La hiérarchie cathare n'a jamais été aussi compliquée et ostentatoire que celle de l'Église catholique, elle n'a également jamais été définie avec précision. On peut cependant avancer que la première dignité est celle de l'évêque assisté d'un fils majeur, d'un fils mineur et d'un diacre. A la mort de l'évêque, le fils majeur devenait évêque et le fils mineur passait fils majeur. Certains auteurs ont volontiers assimilé le diacre au fils majeur. Par exemple, le plus célèbre des parfaits d'Occitanie, Guilhabert de Castres, aurait eu comme fils majeur, qui lui succéda, le non moins célèbre Bertrand Marty dont on peut suivre les activités incessantes à Fanjeaux, Limoux, Dun, Laurac ... qui le conduisirent finalement à Montségur où il fera figure de chef spirituel et politique. Il mourut, avec ses frères en esprit, sur le bûcher de Montségur, le 16 mars 1244.

L'évêque était le chef d'une église. De fait, il n'y eut que peu d'évêques. Avant le concile cathare de Saint-Félix-de-Caraman, dont le néologisme est Saint-Félix-du-Lauragais, il n'y avait que deux évêques, l'un à Albi, l'autre en France. Le concile cathare présidé par le papas Niquinta, évêque de Dragovitie, eut pour mission de réorganiser et de créer de nouvelles Églises. Il y eut ainsi quatre nouvelles Églises : Agen, Toulouse, Carcassonne et la Lombardie.


CROYANTS ET SYMPATHISANTS

Croyants et sympathisants constituaient l'ensemble du corps laïc. Les premiers partageaient régulièrement l'enseignement donné par les Bons Hommes, car leur foi et leur motivation religieuse étaient sincères.

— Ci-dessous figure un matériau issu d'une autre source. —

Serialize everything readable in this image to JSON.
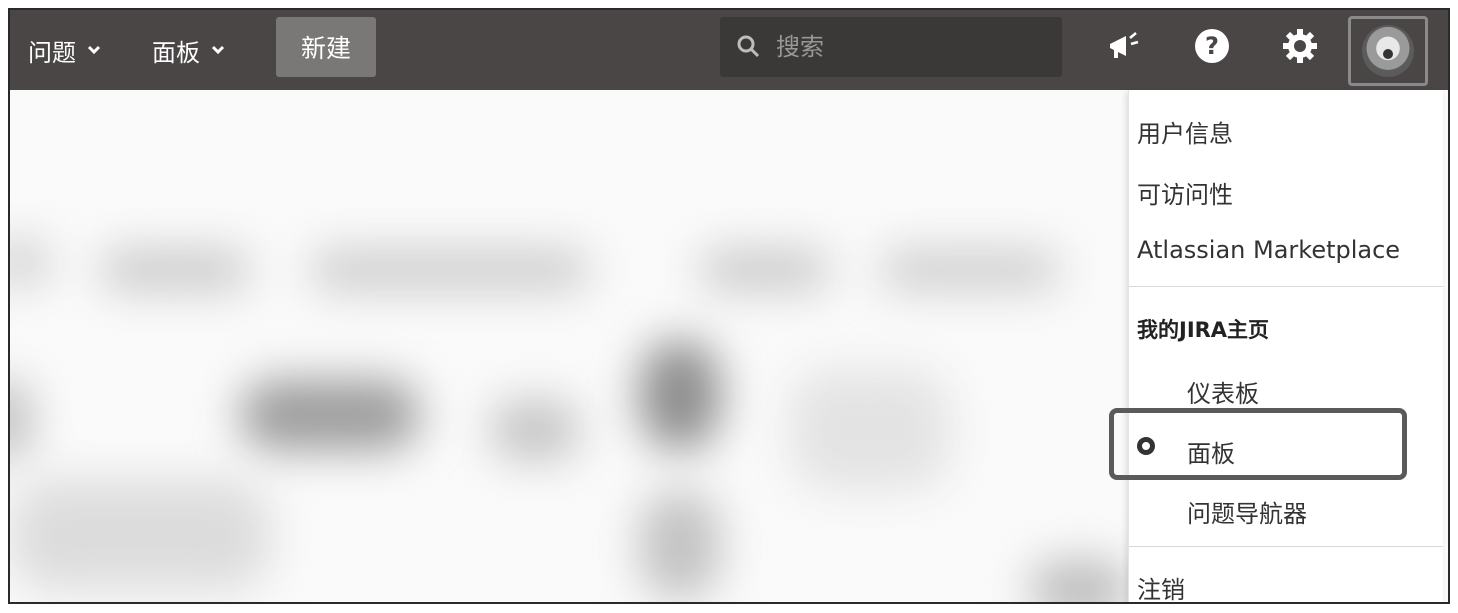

Les sympathisants pouvaient l'être pour des raisons religieuses, sans pour cela assister régulièrement aux prêches. On sympathisait également par admiration portée aux cathares, ces Hommes et ces Femmes dont le dévouement désintéressé était exemplaire. On pouvait aussi être pro-cathare pour des raisons politiques, par haine de l'occupant, de l'Église romaine ou tout simplement par désir de justice et de vérité.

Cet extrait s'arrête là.